Benjamin (Buzzy) Hall Sr. was led out of the Edgartown courthouse in handcuffs and leg restraints Friday after a superior court judge found him in contempt of court and ordered him to jail for 90 days. A few hours later Mr. Hall was released from jail after a check was delivered to settle the dispute.
Dukes County Sheriff Michael McCormack confirmed on Saturday morning that Mr. Hall had been released at about 5:15 p.m. Friday, and that money had been paid. Daniel Larkosh, attorney for the camp meeting association which is owed money in the case, said he had not seen the check but was told it had been delivered.
“I don’t like to do what I’m about to do. I really do not,” the judge said. “Lucky 7 was ordered to pay. You openly defied that order. Plain and simple. You just decided you weren’t going to pay it.” He continued:
“Why he intends to test the resolve of this court, I don’t know. He may purge himself of contempt by paying the money.”
A court officer stepped forward immediately and placed Mr. Hall in custody by handcuffing his wrists behind his back.
Earlier in the brief hearing, as Ben Hall Jr. argued that Lucky 7 had no assets and no ability to pay, Judge Moriarty, interrupted him.
“Stop,” the judge said. “The reason Lucky 7 doesn’t have any funds is because you set the trust up that way so it wouldn’t have any funds. This argument that Lucky 7 doesn’t have any funds is due to the fact that you made a blatant attempt to defraud its creditors. So stop it.”

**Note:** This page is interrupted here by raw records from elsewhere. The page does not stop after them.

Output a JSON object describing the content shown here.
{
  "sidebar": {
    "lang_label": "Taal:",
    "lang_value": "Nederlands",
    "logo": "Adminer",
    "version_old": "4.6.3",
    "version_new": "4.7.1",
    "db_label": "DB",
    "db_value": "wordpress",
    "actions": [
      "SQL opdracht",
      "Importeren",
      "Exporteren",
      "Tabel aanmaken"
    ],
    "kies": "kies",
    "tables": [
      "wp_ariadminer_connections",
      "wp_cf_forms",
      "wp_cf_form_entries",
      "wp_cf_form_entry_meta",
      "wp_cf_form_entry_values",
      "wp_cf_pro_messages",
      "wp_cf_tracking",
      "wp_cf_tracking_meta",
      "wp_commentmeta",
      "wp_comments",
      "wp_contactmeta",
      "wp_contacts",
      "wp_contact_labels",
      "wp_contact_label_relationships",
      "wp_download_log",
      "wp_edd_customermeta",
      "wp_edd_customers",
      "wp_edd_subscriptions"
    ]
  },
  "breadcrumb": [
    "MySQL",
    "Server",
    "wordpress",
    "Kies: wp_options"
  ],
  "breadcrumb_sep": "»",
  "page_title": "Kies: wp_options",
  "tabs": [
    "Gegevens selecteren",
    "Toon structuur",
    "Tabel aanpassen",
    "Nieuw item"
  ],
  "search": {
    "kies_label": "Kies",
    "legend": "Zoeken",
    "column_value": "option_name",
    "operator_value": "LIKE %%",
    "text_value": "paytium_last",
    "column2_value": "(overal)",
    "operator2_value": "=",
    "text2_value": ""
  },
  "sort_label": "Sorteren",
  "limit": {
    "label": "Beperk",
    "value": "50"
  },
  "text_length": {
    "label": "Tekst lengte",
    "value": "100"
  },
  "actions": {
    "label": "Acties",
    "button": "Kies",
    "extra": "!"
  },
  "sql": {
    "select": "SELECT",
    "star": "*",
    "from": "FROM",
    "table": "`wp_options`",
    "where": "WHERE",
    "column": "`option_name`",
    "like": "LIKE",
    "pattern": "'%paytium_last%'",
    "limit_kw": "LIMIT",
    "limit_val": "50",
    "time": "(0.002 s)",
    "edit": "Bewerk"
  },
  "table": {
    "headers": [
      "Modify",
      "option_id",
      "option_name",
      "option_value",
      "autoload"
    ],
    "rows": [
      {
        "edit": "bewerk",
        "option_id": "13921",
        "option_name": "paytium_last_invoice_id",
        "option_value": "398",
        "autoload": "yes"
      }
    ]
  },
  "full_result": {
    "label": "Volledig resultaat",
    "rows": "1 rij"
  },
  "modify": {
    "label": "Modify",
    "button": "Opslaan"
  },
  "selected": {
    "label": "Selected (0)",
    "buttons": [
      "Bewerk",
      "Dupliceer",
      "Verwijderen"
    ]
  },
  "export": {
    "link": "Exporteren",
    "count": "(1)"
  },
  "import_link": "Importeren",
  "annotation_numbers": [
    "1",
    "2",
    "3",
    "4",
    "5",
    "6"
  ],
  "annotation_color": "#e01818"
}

The dramatic courtroom scene was the culmination of years of legal skirmishing stemming from a dispute between two Oak Bluffs business owners.
It began in 2002 when the senior Mr. Hall, acting through the family trust Seagate, sued a Chinese restaurant in Oak Bluffs which he claimed had installed an exhaust fan that caused kitchen fumes to blow into the Hall family-owned Island Theater during movie showings. Mr. Hall also sued the Martha’s Vineyard Camp Meeting Association, which leased the land where the restaurant was located to restaurant operator Pauline Gregory.
Mr. Hall and Ms. Gregory agreed to settle part of the lawsuit out of court in 2011; as part of the settlement Ms. Gregory agreed to pay the Hall family $17,400.
The portion of the complaint involving the camp meeting association hinged in part on disputed ownership of a one-foot strip of land between the theatre and restaurant building. The superior court decided the case in favor of the camp meeting association in 2010. The senior Mr. Hall, represented by his son, appealed. The appeal took most of three years, and in the end the appellate court ruled against Mr. Hall, upholding the lower court.
The appellate court ordered the senior Mr. Hall to pay the camp meeting association $38,385, to reimburse it for money spent on attorney fees and court costs, under a superior court rule concerning frivolous appeals.
When Mr. Hall refused to pay the judgment, Mr. Larkosh, the attorney who has represented the camp meeting association since the beginning of the case, filed a complaint of contempt in Dukes County superior court. Adjudicating that complaint took more than 18 months. Most recently, following several hearings, motions and witness testimony, Judge Moriarty issued a stern decision ordering the senior Mr. Hall to pay the judgment from the appeal, along with an additional $42,007 for attorney fees and court costs the camp meeting association incurred during the contempt hearing. The two judgments total $80,392.
The judge had ordered Mr. Hall to deliver a certified check to the association by 2 p.m. on Friday or appear in court to explain why.
The judge had warned that “this court is prepared to utilize all measures at its disposal to ensure compliance with the orders of the court.”
He also had sharp words for a series of legal maneuvers involving the Hall family trusts, noting that nine minutes after the start of the contempt trial, the Hall family initiated a series of trust-to-trust transfers and loans. The Hall family has extensive commercial real estate holdings which span the three down-Island towns.
“Hall maintains that his failure to pay the order of the appeals court is due to the fact that Lucky 7 has no funds from which to pay,” Judge Moriarty said, referring the family trust that was part of the lawsuit. “This court is not so persuaded. Since the date of the order of the appeals court, Lucky 7 has had ample income and assets with which to pay, but simply has refused to do so. The real reason for his non-payment, as demonstrated by his sworn testimony, rests with his personal antipathy toward the [camp meeting association] counsel. As a result, he has engaged in a shell game in order to put Lucky 7’s assets beyond the reach of his creditors.”
Mr. Larkosh said Saturday he was satisfied with the outcome.
“Personally, I'm happy Mr. Hall is not in jail. It was certainly never my intention to have him in jail. My clients just wanted to be paid for spending money on this frivolous lawsuit,” he said.